Ein letzter gemeinsamer Moment an der Grabstätte

Ihr Trauerredner für Wermelskirchen und Umgebung
Ihr Trauerredner für Wermelskirchen und Umgebung
Ihr Trauerredner für Wermelskirchen und Umgebung

Die allerletzten Worte – sei es ein Gedicht, ein „Vater unser“ oder noch einige Abschiedsgedanken – sind der Moment, in dem wir noch einmal ganz bewusst innehalten. Sie sind ein letzter Gruß, eine Gelegenheit, Dankbarkeit auszudrücken und in Gedanken noch einmal „Leb wohl“ zu sagen.

Ich begleite Sie an die Grabstätte oder zum Urnenfach und stehe Ihnen in diesem bewegenden Moment auch weiterhin zur Seite. Diese letzten Worte sollen Trost spenden und helfen, den Abschied ein kleines bisschen leichter zu machen.

Für mich ist es eine Ehre, diesen Moment mit Ihnen zu gestalten – mit Respekt, Mitgefühl und dem Bewusstsein, wie wichtig dieser Abschied ist.

Die letzten Worte am Grab. Welche Wünsche haben sie?

Falls Ihnen hier die Flasche Obstler und die kleinen Gläschen auffallen, möchte ich kurz erklären, was dahintersteckt. Bei einigen Trauerfeiern durfte ich neben meiner Aufgabe als Trauerredner auch kurz als „Barkeeper“ aushelfen.

Nach der Beisetzung lade ich die Trauergäste manchmal ein, noch einen Moment an der Grabstätte zu bleiben und mit einem Getränk auf den Menschen anzustoßen, von dem wir Abschied genommen haben.

In dem o. g. Fall sagte die Witwe im Vorgespräch zu mir: „Wissen Sie, Herr Saxert – mein Mann hat immer gesagt: Am Grab dürft ihr ruhig einen Obstler auf mich trinken.“ Und genau so haben wir es dann auch gemacht.
Es wurden aber auch schon die letzte Flasche Whiskey, ein Weinbrand oder kleine Flaschen Kräuterlikör geöffnet. Wichtig ist mir dabei: Es muss nicht unbedingt Alkohol sein.
Vor Kurzem haben wir zum Beispiel einige Flaschen Mezzo Mix geöffnet, weil der Verstorbene diese süße Brause so gerne getrunken hat.
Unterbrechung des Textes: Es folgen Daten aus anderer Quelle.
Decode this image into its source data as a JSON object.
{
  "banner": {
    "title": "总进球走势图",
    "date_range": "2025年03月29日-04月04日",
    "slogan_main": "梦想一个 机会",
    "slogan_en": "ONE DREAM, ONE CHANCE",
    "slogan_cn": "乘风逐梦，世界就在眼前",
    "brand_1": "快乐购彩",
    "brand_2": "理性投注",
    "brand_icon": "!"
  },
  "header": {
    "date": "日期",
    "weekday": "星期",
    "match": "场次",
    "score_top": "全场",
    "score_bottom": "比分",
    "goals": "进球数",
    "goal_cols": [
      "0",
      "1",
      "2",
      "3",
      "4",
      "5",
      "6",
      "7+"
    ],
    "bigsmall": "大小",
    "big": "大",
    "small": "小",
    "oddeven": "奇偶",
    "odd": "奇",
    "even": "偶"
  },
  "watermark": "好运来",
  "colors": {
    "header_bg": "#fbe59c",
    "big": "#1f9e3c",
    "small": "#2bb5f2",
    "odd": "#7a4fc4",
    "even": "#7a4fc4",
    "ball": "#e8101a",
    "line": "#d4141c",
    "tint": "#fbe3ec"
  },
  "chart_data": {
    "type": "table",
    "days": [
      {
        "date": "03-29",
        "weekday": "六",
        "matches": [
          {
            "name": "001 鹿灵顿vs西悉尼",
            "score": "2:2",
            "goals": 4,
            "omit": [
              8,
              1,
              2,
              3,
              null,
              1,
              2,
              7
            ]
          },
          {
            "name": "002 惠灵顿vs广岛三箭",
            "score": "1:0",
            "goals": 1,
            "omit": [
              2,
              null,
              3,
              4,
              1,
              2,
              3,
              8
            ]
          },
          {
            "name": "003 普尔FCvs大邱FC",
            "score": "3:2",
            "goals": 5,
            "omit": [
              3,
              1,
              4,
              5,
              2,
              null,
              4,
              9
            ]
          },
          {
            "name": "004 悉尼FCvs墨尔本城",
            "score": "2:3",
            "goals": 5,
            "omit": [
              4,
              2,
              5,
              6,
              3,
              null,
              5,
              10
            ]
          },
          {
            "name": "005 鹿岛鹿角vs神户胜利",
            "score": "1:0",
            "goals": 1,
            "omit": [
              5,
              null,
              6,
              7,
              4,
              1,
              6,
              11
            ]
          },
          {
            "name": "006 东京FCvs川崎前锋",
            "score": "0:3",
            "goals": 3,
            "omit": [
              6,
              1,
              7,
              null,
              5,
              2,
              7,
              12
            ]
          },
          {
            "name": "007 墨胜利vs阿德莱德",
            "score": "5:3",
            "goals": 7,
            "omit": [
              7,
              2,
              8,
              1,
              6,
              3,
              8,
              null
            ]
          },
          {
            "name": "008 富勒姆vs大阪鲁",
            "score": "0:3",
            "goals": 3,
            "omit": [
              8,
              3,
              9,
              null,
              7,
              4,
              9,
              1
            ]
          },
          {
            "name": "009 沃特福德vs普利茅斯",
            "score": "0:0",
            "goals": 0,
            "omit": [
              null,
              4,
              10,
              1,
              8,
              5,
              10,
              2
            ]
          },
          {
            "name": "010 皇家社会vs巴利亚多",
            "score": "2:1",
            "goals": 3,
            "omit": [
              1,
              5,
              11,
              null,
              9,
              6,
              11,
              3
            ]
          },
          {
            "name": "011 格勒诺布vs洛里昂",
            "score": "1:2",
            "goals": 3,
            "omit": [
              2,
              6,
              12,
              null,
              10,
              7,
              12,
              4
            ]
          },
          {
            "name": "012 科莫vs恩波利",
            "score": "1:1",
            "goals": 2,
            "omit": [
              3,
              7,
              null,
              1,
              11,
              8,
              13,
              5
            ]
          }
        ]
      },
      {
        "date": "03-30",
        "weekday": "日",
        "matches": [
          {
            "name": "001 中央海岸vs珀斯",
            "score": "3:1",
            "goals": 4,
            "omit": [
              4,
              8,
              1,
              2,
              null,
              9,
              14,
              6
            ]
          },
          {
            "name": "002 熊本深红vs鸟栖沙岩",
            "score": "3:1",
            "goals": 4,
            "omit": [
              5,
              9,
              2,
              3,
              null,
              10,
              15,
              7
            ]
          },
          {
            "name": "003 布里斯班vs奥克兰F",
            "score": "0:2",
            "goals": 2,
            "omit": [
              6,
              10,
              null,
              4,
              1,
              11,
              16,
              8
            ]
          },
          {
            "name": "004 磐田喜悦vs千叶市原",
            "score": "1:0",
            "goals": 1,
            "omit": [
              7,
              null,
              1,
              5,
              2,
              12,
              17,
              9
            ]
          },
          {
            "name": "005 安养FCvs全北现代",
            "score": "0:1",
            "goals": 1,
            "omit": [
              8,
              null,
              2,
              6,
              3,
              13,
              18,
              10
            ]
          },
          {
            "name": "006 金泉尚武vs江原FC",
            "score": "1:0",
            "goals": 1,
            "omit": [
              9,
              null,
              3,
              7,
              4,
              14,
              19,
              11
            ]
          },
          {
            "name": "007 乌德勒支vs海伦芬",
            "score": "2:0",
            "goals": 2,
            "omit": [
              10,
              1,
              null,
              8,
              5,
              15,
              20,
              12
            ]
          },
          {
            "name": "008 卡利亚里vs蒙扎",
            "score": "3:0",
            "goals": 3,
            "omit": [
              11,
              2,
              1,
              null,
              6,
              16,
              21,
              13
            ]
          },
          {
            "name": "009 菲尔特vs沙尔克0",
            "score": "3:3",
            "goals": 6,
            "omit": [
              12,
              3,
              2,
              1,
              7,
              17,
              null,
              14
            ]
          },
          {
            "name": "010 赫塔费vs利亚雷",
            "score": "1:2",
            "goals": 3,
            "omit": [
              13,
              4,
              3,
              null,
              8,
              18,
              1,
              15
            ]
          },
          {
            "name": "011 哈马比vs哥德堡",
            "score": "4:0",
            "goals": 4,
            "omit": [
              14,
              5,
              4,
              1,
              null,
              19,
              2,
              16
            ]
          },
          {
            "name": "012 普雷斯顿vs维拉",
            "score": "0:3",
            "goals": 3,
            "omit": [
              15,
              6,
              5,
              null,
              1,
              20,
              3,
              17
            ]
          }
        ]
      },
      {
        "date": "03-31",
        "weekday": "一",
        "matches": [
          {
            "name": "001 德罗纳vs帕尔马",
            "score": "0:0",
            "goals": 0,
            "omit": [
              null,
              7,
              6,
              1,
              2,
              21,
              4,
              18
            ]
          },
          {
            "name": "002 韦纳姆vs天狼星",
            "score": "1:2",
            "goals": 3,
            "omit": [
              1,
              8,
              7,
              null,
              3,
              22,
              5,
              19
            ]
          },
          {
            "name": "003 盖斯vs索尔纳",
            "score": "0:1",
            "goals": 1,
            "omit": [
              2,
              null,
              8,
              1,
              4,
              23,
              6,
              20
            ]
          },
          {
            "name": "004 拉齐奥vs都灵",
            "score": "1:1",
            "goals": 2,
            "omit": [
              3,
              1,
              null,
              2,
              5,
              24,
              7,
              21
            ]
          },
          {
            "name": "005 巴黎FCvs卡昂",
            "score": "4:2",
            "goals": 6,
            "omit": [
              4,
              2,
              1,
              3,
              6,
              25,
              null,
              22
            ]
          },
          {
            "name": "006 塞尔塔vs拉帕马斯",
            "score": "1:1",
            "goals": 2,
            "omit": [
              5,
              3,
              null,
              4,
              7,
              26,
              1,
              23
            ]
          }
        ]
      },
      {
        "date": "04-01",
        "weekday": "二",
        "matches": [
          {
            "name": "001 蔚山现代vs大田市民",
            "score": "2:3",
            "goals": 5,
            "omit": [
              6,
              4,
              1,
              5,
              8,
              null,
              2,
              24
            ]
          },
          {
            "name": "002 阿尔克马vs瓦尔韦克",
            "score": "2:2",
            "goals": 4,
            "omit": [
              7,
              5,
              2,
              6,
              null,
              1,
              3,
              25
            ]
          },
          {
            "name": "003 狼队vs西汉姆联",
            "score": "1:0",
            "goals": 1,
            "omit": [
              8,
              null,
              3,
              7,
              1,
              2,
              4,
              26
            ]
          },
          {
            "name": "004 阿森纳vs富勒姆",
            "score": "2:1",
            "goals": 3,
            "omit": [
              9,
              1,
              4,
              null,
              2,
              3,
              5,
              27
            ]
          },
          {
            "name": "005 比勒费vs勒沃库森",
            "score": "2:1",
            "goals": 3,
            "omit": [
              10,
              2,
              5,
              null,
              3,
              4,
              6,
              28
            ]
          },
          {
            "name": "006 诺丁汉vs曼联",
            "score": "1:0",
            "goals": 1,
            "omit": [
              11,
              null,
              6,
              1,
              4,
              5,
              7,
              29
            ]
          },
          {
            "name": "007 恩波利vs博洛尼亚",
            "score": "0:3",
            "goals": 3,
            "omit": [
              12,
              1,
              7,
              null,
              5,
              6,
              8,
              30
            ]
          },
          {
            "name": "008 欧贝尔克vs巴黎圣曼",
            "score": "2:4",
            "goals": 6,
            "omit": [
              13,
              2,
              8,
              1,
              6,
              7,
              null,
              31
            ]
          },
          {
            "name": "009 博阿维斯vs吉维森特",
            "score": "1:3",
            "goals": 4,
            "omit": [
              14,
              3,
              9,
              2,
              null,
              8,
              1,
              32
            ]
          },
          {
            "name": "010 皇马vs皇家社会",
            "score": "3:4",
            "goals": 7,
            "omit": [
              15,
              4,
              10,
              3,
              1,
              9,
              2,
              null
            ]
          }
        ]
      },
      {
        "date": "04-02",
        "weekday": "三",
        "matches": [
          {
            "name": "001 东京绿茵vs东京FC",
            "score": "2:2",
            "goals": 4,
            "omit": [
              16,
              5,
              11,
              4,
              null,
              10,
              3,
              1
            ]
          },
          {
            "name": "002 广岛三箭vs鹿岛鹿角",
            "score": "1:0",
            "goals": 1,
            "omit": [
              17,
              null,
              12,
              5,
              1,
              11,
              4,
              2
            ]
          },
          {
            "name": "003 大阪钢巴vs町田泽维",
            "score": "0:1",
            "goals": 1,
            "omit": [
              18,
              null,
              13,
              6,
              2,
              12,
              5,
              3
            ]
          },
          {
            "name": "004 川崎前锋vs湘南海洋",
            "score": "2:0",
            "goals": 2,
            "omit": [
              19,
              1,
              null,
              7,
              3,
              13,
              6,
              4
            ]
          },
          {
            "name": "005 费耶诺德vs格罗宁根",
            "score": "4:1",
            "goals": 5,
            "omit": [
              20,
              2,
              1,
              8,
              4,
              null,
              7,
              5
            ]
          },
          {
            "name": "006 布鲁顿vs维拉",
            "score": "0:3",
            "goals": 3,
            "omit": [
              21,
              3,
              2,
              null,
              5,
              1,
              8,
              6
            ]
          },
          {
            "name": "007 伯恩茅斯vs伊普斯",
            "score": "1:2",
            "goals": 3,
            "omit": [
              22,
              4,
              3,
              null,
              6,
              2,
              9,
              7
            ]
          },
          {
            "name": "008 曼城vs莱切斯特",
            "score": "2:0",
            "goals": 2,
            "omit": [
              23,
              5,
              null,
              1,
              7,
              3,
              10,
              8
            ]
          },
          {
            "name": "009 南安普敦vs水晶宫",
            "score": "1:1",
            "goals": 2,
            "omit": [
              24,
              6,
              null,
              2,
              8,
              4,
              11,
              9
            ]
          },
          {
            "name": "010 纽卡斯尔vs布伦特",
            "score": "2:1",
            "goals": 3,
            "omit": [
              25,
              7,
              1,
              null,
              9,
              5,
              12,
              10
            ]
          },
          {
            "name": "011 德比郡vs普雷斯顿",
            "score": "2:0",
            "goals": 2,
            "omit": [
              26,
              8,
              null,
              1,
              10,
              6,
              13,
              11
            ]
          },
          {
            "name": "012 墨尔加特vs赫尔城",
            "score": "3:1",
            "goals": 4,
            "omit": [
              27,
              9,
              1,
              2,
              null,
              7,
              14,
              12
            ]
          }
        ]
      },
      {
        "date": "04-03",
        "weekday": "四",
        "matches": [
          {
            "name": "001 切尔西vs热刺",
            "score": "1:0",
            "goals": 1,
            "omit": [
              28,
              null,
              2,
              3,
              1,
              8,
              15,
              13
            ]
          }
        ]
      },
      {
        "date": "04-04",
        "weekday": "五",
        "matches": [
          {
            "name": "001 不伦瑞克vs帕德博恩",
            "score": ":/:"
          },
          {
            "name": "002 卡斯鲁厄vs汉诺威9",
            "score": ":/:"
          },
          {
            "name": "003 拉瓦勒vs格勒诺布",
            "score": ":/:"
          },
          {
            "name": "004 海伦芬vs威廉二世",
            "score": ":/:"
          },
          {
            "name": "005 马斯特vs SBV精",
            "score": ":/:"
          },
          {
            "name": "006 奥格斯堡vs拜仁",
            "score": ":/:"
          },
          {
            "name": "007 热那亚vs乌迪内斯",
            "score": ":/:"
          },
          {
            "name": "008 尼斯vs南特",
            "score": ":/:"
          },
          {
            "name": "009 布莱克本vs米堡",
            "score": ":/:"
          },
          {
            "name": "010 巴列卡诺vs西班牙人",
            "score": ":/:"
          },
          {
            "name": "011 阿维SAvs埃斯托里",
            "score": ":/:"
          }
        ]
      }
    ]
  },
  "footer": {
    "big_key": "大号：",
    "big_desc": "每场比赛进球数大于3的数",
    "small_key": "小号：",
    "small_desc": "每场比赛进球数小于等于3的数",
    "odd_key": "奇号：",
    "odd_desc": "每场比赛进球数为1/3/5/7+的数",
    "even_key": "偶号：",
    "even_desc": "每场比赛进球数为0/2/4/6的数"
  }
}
Manchmal gehört auch eine kleine Geste oder etwas Persönliches dazu – etwas, das zu diesem Menschen passt und Erinnerungen weckt. Solche Ideen entstehen immer im Vorgespräch.

Nichts wird erzwungen – alles darf einfach so sein, wie es zu dem Menschen passt, von dem wir Abschied nehmen.

Jeder Mensch hinterlässt seine eigene Geschichte. Oft spürt man gerade in diesen Minuten noch einmal eine besondere Verbundenheit: Man steht zusammen, denkt zurück, erzählt vielleicht eine Geschichte – und erinnert sich gemeinsam an das Leben dieses Menschen.

Ein stilles Anstoßen, ein Lächeln zwischen den Tränen – und das Gefühl: Dieser Abschied passt genau zu dem Menschen, von dem wir uns verabschieden.

Mir ist es wichtig, auch Ihren Wünschen gerecht zu werden und dafür zu sorgen, dass sich alle in dieser schweren Zeit ein Stück weit geborgen fühlen.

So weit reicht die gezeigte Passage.